Associated researchers

Associated researchers work with issues that are important to NAI and collaborate with NAI. 

Deborah Fahy Bryceson, Extraordinary Professor

Senior Research Associate at NAI

Deborah Bryceson is a well-known Africanist scholar, oft-cited for her pioneering work on the concepts of ‘deagrarianization’ and ‘transnational families’ Having completed her BA and MA degrees in Geography at the University of Dar es Salaam (1972-1978). She obtained a PhD in Sociology from the University of Oxford in 1988. Her academic career began as a researcher at the Bureau of Resource Assessment and Land Use Planning at the University of Dar es Salaam (1976-1981), going on to become a Senior Research Fellow at the Afrika-studiecentrum, University of Leiden (1992-2005) and the University of Glasgow (2009-2013). She lectured at the Architectural Association, London (1982-1985) and the University of Birmingham (2002-2003) and is currently Honorary Fellow and Professor at the Centre of African Studies, University of Edinburgh. She has delivered keynote addresses around the world, notably Fukui Japan, Oxford, Utrecht, New Delhi, Edinburgh and Canberra Australia.

She has served as a Research Consultant for numerous UN agencies over the years, including UNICEF, ILO, UNCTAD, UNU, FAO and the World Bank, as well as for the Tanzanian Government, the Netherlands Ministry of Foreign Affairs, the British Department of International Development, DANIDA and CARE International. She has been member of the journal editorial board of Urban Studies and is currently Co-Director of the International Gender Studies centre at the University of Oxford.

She has published 15 books and edited collections and over 130 journal articles and book chapters. Her region of specialization is East Africa, however, in her research grant work she has specialized in pan-African comparative research and led country case study research teams spanning East, West and Southern Africa.

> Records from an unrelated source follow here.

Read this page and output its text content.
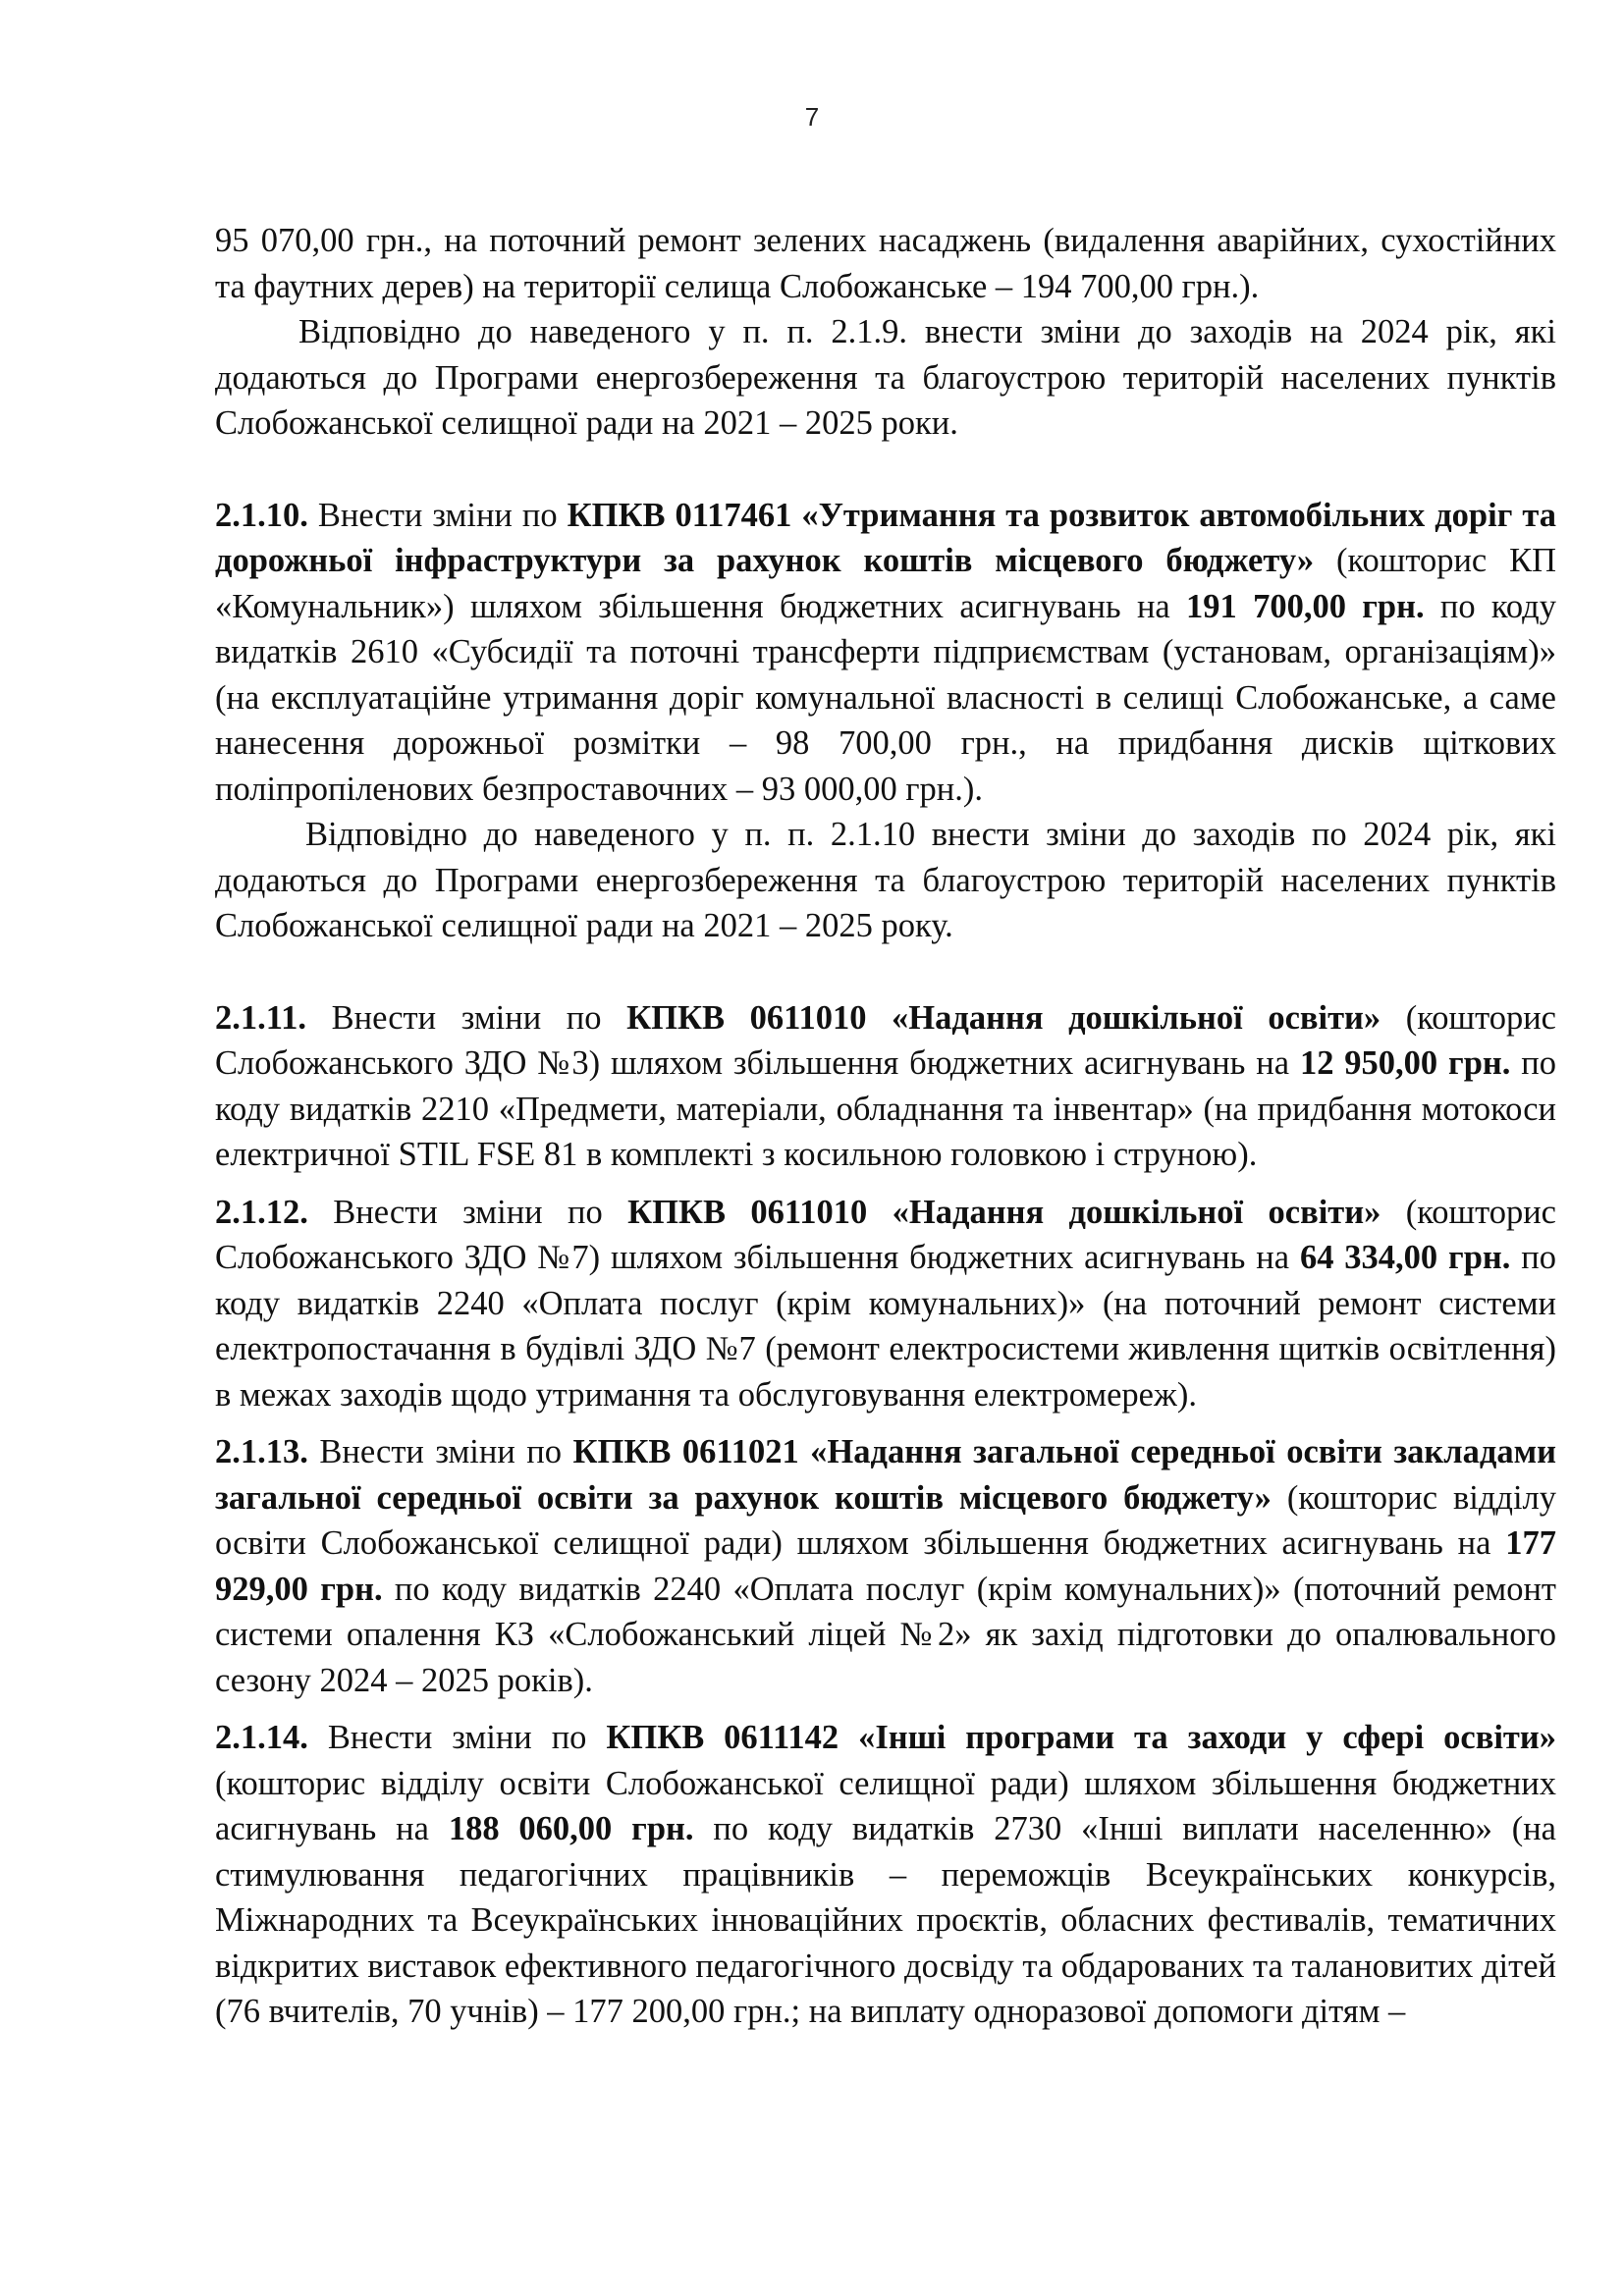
7

95 070,00 грн., на поточний ремонт зелених насаджень (видалення аварійних, сухостійних та фаутних дерев) на території селища Слобожанське – 194 700,00 грн.).

Відповідно до наведеного у п. п. 2.1.9. внести зміни до заходів на 2024 рік, які додаються до Програми енергозбереження та благоустрою територій населених пунктів Слобожанської селищної ради на 2021 – 2025 роки.

2.1.10. Внести зміни по КПКВ 0117461 «Утримання та розвиток автомобільних доріг та дорожньої інфраструктури за рахунок коштів місцевого бюджету» (кошторис КП «Комунальник») шляхом збільшення бюджетних асигнувань на 191 700,00 грн. по коду видатків 2610 «Субсидії та поточні трансферти підприємствам (установам, організаціям)» (на експлуатаційне утримання доріг комунальної власності в селищі Слобожанське, а саме нанесення дорожньої розмітки – 98 700,00 грн., на придбання дисків щіткових поліпропіленових безпроставочних – 93 000,00 грн.).

Відповідно до наведеного у п. п. 2.1.10 внести зміни до заходів по 2024 рік, які додаються до Програми енергозбереження та благоустрою територій населених пунктів Слобожанської селищної ради на 2021 – 2025 року.

2.1.11. Внести зміни по КПКВ 0611010 «Надання дошкільної освіти» (кошторис Слобожанського ЗДО №3) шляхом збільшення бюджетних асигнувань на 12 950,00 грн. по коду видатків 2210 «Предмети, матеріали, обладнання та інвентар» (на придбання мотокоси електричної STIL FSE 81 в комплекті з косильною головкою і струною).

2.1.12. Внести зміни по КПКВ 0611010 «Надання дошкільної освіти» (кошторис Слобожанського ЗДО №7) шляхом збільшення бюджетних асигнувань на 64 334,00 грн. по коду видатків 2240 «Оплата послуг (крім комунальних)» (на поточний ремонт системи електропостачання в будівлі ЗДО №7 (ремонт електросистеми живлення щитків освітлення) в межах заходів щодо утримання та обслуговування електромереж).

2.1.13. Внести зміни по КПКВ 0611021 «Надання загальної середньої освіти закладами загальної середньої освіти за рахунок коштів місцевого бюджету» (кошторис відділу освіти Слобожанської селищної ради) шляхом збільшення бюджетних асигнувань на 177 929,00 грн. по коду видатків 2240 «Оплата послуг (крім комунальних)» (поточний ремонт системи опалення КЗ «Слобожанський ліцей №2» як захід підготовки до опалювального сезону 2024 – 2025 років).

2.1.14. Внести зміни по КПКВ 0611142 «Інші програми та заходи у сфері освіти» (кошторис відділу освіти Слобожанської селищної ради) шляхом збільшення бюджетних асигнувань на 188 060,00 грн. по коду видатків 2730 «Інші виплати населенню» (на стимулювання педагогічних працівників – переможців Всеукраїнських конкурсів, Міжнародних та Всеукраїнських інноваційних проєктів, обласних фестивалів, тематичних відкритих виставок ефективного педагогічного досвіду та обдарованих та талановитих дітей (76 вчителів, 70 учнів) – 177 200,00 грн.; на виплату одноразової допомоги дітям –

Her three main subject areas are:

Livelihood, labour, mobility and settlement in processes of transition – notably urbanisation in developing countries, urban economies, urban growth and mobility patterns of the poor, occupational change and deagrarianisation.

Social dynamics and institutions – including the changing nature of the family, transnational families, creole societies, social networks, drinking patterns, work cultures, age and gender differentiation, women's employment patterns and participatory research methodology.

Agrarian studies - rural social and economic development, notably: food marketing, agricultural policy, famine prevention and rehabilitation, urban food supply constraints, rural transport, the impact of public investment on rural welfare, and the impact of HIV/AIDS on famine-prone rural African communities. 

Henning Melber, Director emeritus and Extraordinary Professor

Senior Research Associate at NAI

Henning Melber studied Political Sciences and Sociology at the Freie Universität Berlin (1972-1977). He obtained a PhD in Political Sciences in 1980 and a Habilitation (venia legend: Development Studies) in 1992 at the University of Bremen. He was Senior Lecturer in International Relations at the University of Kassel (1982-1992), Director of The Namibian Economic Policy Research Unit (NEPRU) in Windhoek (1992-2000), Research Director at The Nordic Africa Institute (2000-2006) and Executive Director of The Dag Hammarskjöld Foundation (2006-2012), where he remains employed as a Senior Advisor since then. He is Extraordinary Professor at the Department of Political Sciences at the University of Pretoria since 2011 and Professor Extraordinary at the Centre for Africa Studies at the University of the Free State in Bloemfontein since 2013. He was the Swedish member of the Executive Committee of the European Association for Development Research and Training Institutes (EADI) for more than ten years. Henning is co-editor of the Africa Yearbook (, managing co-editor of Africa Spectrum ( and editor-in-chief of the Strategic Review for Southern Africa (

He has published over 40 monographs and (co-)edited volumes, as well as some 500 journal articles and book chapters, mainly on Namibia and Southern Africa, global governance and African policy issues, international civil society, racism, and the legacy of Dag Hammarskjöld. His special focus is on liberation movements as governments in Southern Africa and the limits to liberation.